In real life, while working on my PhD thesis I am also training to teach at the university level. It's still quite a strange, daunting prospect - teaching, and in higher education to boot. But I've been thinking a lot lately about how to teach literature, how to foster engagement with a text and inspire a love of reading. It's an immense task. Immense - UGH I sound like a smarmy twit. It is a big ask, though. Teaching, especially at the university level, isn't just for imparting knowledge. We're also supposed to be teaching young people how to think.
This morning I helped with a seminar on Thomas More's Utopia, a book I hadn't read in over 4 years. When preparing for the seminar I had my undergrad copy of the book on hand, filled with my notes and markings from when I studied the text at Oxford. Unfortunately I didn't have the hard drive with my old essay on it so I couldn't go back to fully relive the experience. But it was still a useful exercise in perspective - my old notes are a great record of how I read as a student. The things I picked out as significant 4 years ago are vastly different from what I find most interesting now. And yet it was refreshing to read the book without any of the pressure that comes along with more advanced level of specialisation.
I know one of the main challenges of teaching literature is avoiding a stifling pedagogy that suffocates any enjoyment of the text. As an academic I obviously enjoy the kinds of analysis that many students find overbearing, but in teaching I have to keep that bias in check. Seminars are wholly discussion based classes and there's nothing more exciting from a teacher's perspective than a group of students leading the conversation in their own direction.

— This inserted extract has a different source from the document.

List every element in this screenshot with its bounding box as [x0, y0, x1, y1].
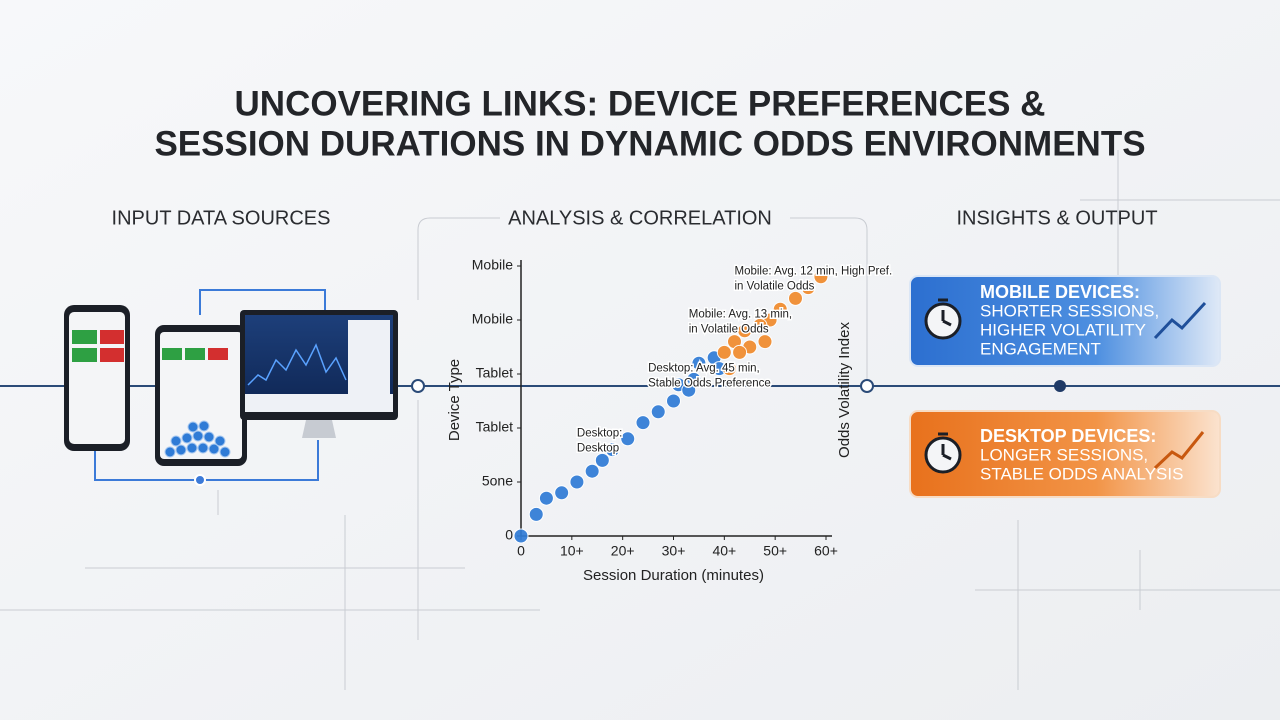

It's so easy for me to fall into the role of a critic when reading - it's what I've been trained to do. Part of the reason I enjoy this blog so much is being able to revel in the pure enjoyment of a book and being able to share my love of books with other readers without any expectation to engage in the intellectual side of things. I'm now discovering that teaching can offer a similar kind of experience. I want to be the kind of teacher/professor who can foster a vibrant conversation about a book while also planting seeds for more rigorous intellectual thought. Today's seminar group found quite a few things to laugh about throughout our discussion, which is always a good sign that the students are enjoying the literature.
Maybe I'm a bit of a sap. Ok I'm a HUGE sap. I just want to be Mr Keating from Dead Poet's Society!